Closed tvercaut closed 3 years ago
A very basic notebook code to plot an exemplar kernel (using scipy):
%matplotlib inline
%config InlineBackend.figure_format = 'svg'
import timeit
import numpy as np
import scipy.signal
import matplotlib.pyplot as plt
win_radius = 5
win_length = 2*win_radius+1
xidx = range(-win_radius,win_radius+1)
order = 3
kernel = scipy.signal.savgol_coeffs(win_length,order)
plt.plot(xidx,kernel)
@crnbaker should be able to look into this
Is your feature request related to a problem? Please describe. Savitzky-Golay filtering is widely used in fields such as ultrasound imaging and spectral imaging. It is often a prefered option in comparison to Gaussian filtering in such applications.
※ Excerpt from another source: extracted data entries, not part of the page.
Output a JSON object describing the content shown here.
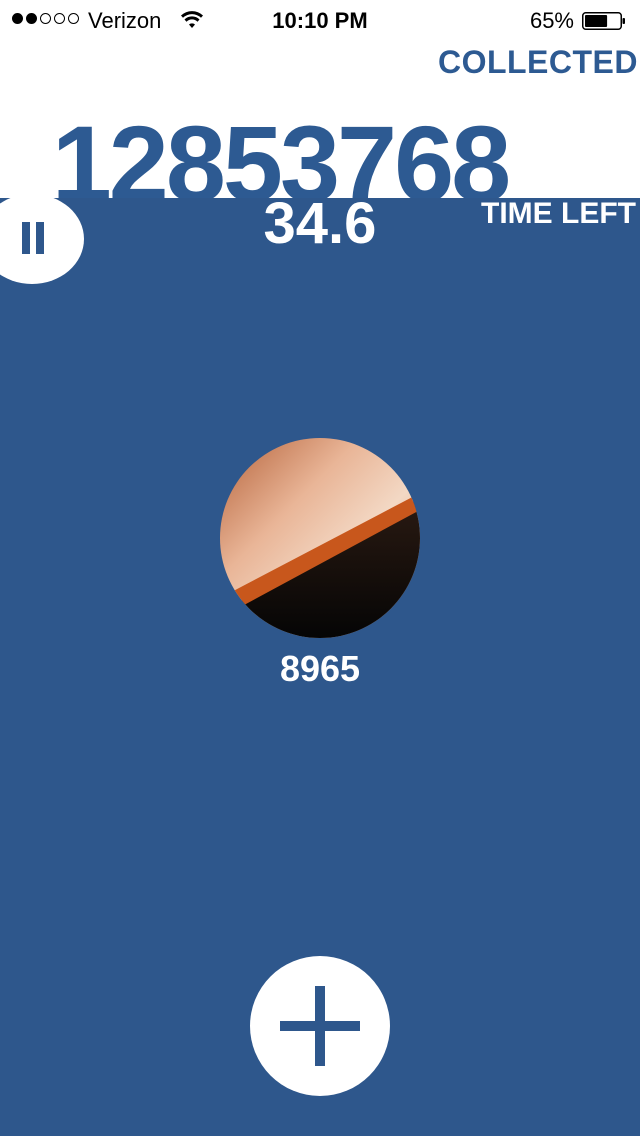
{
  "status_bar": {
    "carrier": "Verizon",
    "signal_bars_filled": 2,
    "signal_bars_total": 5,
    "time": "10:10 PM",
    "battery_percent": "65%",
    "battery_level": 0.65
  },
  "header": {
    "collected_label": "COLLECTED",
    "collected_total": "12853768"
  },
  "timer": {
    "value": "34.6",
    "label": "TIME LEFT"
  },
  "photo": {
    "count": "8965"
  },
  "colors": {
    "primary": "#2e578c",
    "text_blue": "#2d5a92",
    "white": "#ffffff"
  },
  "icons": {
    "pause": "pause-icon",
    "add": "plus-icon",
    "wifi": "wifi-icon",
    "battery": "battery-icon"
  }
}
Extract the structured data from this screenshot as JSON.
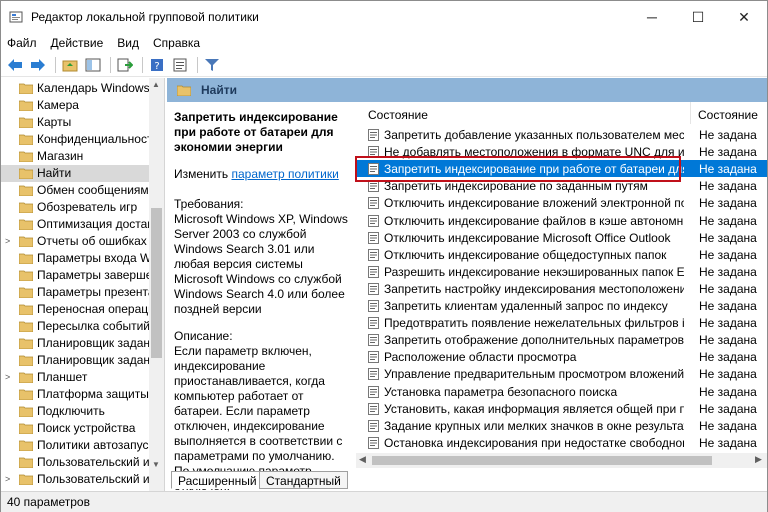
{
  "window": {
    "title": "Редактор локальной групповой политики",
    "minimize_glyph": "─",
    "maximize_glyph": "☐",
    "close_glyph": "✕"
  },
  "menu": [
    "Файл",
    "Действие",
    "Вид",
    "Справка"
  ],
  "toolbar": {
    "icons": [
      "back-arrow-icon",
      "forward-arrow-icon",
      "up-folder-icon",
      "show-hide-tree-icon",
      "export-list-icon",
      "help-icon",
      "properties-icon",
      "filter-icon"
    ]
  },
  "tree": {
    "items": [
      {
        "label": "Календарь Windows",
        "has_children": false,
        "selected": false
      },
      {
        "label": "Камера",
        "has_children": false,
        "selected": false
      },
      {
        "label": "Карты",
        "has_children": false,
        "selected": false
      },
      {
        "label": "Конфиденциальность",
        "has_children": false,
        "selected": false
      },
      {
        "label": "Магазин",
        "has_children": false,
        "selected": false
      },
      {
        "label": "Найти",
        "has_children": false,
        "selected": true
      },
      {
        "label": "Обмен сообщениями",
        "has_children": false,
        "selected": false
      },
      {
        "label": "Обозреватель игр",
        "has_children": false,
        "selected": false
      },
      {
        "label": "Оптимизация доставки",
        "has_children": false,
        "selected": false
      },
      {
        "label": "Отчеты об ошибках Windows",
        "has_children": true,
        "selected": false
      },
      {
        "label": "Параметры входа Windows",
        "has_children": false,
        "selected": false
      },
      {
        "label": "Параметры завершения",
        "has_children": false,
        "selected": false
      },
      {
        "label": "Параметры презентации",
        "has_children": false,
        "selected": false
      },
      {
        "label": "Переносная операционная",
        "has_children": false,
        "selected": false
      },
      {
        "label": "Пересылка событий",
        "has_children": false,
        "selected": false
      },
      {
        "label": "Планировщик заданий",
        "has_children": false,
        "selected": false
      },
      {
        "label": "Планировщик заданий",
        "has_children": false,
        "selected": false
      },
      {
        "label": "Планшет",
        "has_children": true,
        "selected": false
      },
      {
        "label": "Платформа защиты пр",
        "has_children": false,
        "selected": false
      },
      {
        "label": "Подключить",
        "has_children": false,
        "selected": false
      },
      {
        "label": "Поиск устройства",
        "has_children": false,
        "selected": false
      },
      {
        "label": "Политики автозапуска",
        "has_children": false,
        "selected": false
      },
      {
        "label": "Пользовательский инт",
        "has_children": false,
        "selected": false
      },
      {
        "label": "Пользовательский инт",
        "has_children": true,
        "selected": false
      }
    ]
  },
  "panel": {
    "header": "Найти",
    "desc_title": "Запретить индексирование при работе от батареи для экономии энергии",
    "edit_prefix": "Изменить ",
    "edit_link": "параметр политики",
    "req_heading": "Требования:",
    "req_text": "Microsoft Windows XP, Windows Server 2003 со службой Windows Search 3.01 или любая версия системы Microsoft Windows со службой Windows Search 4.0 или более поздней версии",
    "desc_heading": "Описание:",
    "desc_text": "Если параметр включен, индексирование приостанавливается, когда компьютер работает от батареи. Если параметр отключен, индексирование выполняется в соответствии с параметрами по умолчанию. По умолчанию параметр отключен."
  },
  "list": {
    "col_name": "Состояние",
    "col_state": "Состояние",
    "rows": [
      {
        "name": "Запретить добавление указанных пользователем местоп...",
        "state": "Не задана",
        "selected": false
      },
      {
        "name": "Не добавлять местоположения в формате UNC для инде...",
        "state": "Не задана",
        "selected": false
      },
      {
        "name": "Запретить индексирование при работе от батареи для эк...",
        "state": "Не задана",
        "selected": true
      },
      {
        "name": "Запретить индексирование по заданным путям",
        "state": "Не задана",
        "selected": false
      },
      {
        "name": "Отключить индексирование вложений электронной поч...",
        "state": "Не задана",
        "selected": false
      },
      {
        "name": "Отключить индексирование файлов в кэше автономных...",
        "state": "Не задана",
        "selected": false
      },
      {
        "name": "Отключить индексирование Microsoft Office Outlook",
        "state": "Не задана",
        "selected": false
      },
      {
        "name": "Отключить индексирование общедоступных папок",
        "state": "Не задана",
        "selected": false
      },
      {
        "name": "Разрешить индексирование некэшированных папок Exch...",
        "state": "Не задана",
        "selected": false
      },
      {
        "name": "Запретить настройку индексирования местоположени...",
        "state": "Не задана",
        "selected": false
      },
      {
        "name": "Запретить клиентам удаленный запрос по индексу",
        "state": "Не задана",
        "selected": false
      },
      {
        "name": "Предотвратить появление нежелательных фильтров iFilt...",
        "state": "Не задана",
        "selected": false
      },
      {
        "name": "Запретить отображение дополнительных параметров ин...",
        "state": "Не задана",
        "selected": false
      },
      {
        "name": "Расположение области просмотра",
        "state": "Не задана",
        "selected": false
      },
      {
        "name": "Управление предварительным просмотром вложений",
        "state": "Не задана",
        "selected": false
      },
      {
        "name": "Установка параметра безопасного поиска",
        "state": "Не задана",
        "selected": false
      },
      {
        "name": "Установить, какая информация является общей при поис...",
        "state": "Не задана",
        "selected": false
      },
      {
        "name": "Задание крупных или мелких значков в окне результатов...",
        "state": "Не задана",
        "selected": false
      },
      {
        "name": "Остановка индексирования при недостатке свободного ...",
        "state": "Не задана",
        "selected": false
      }
    ]
  },
  "tabs": [
    "Расширенный",
    "Стандартный"
  ],
  "status": "40 параметров",
  "colors": {
    "header_band": "#8eb4d8",
    "selection": "#0078d7",
    "highlight_box": "#c0101a",
    "link": "#0066cc",
    "folder": "#e8c26a"
  }
}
Describe the solution you'd like The Savitzky-Golay filter is a simple discrete convolution filter and should thus be straightforward to integrate in a PyTorch environment such as MONAI. The computation of the kernel wigths only depends on the order of the polynomial and the window size chosen for the underpinning (implicit) least-squares fit.
Describe alternatives you've considered Exisiting options include computing the filter weights using an external routine, e.g.
scipy.signal.savgol_coeffs
, and then pass these weigths to PyTorch/MONAI.Additional context A solution bypassing the dependency on
scipy
would be nice. The kernel computation only involves fairly basic linear algebra, all available in PyTorch.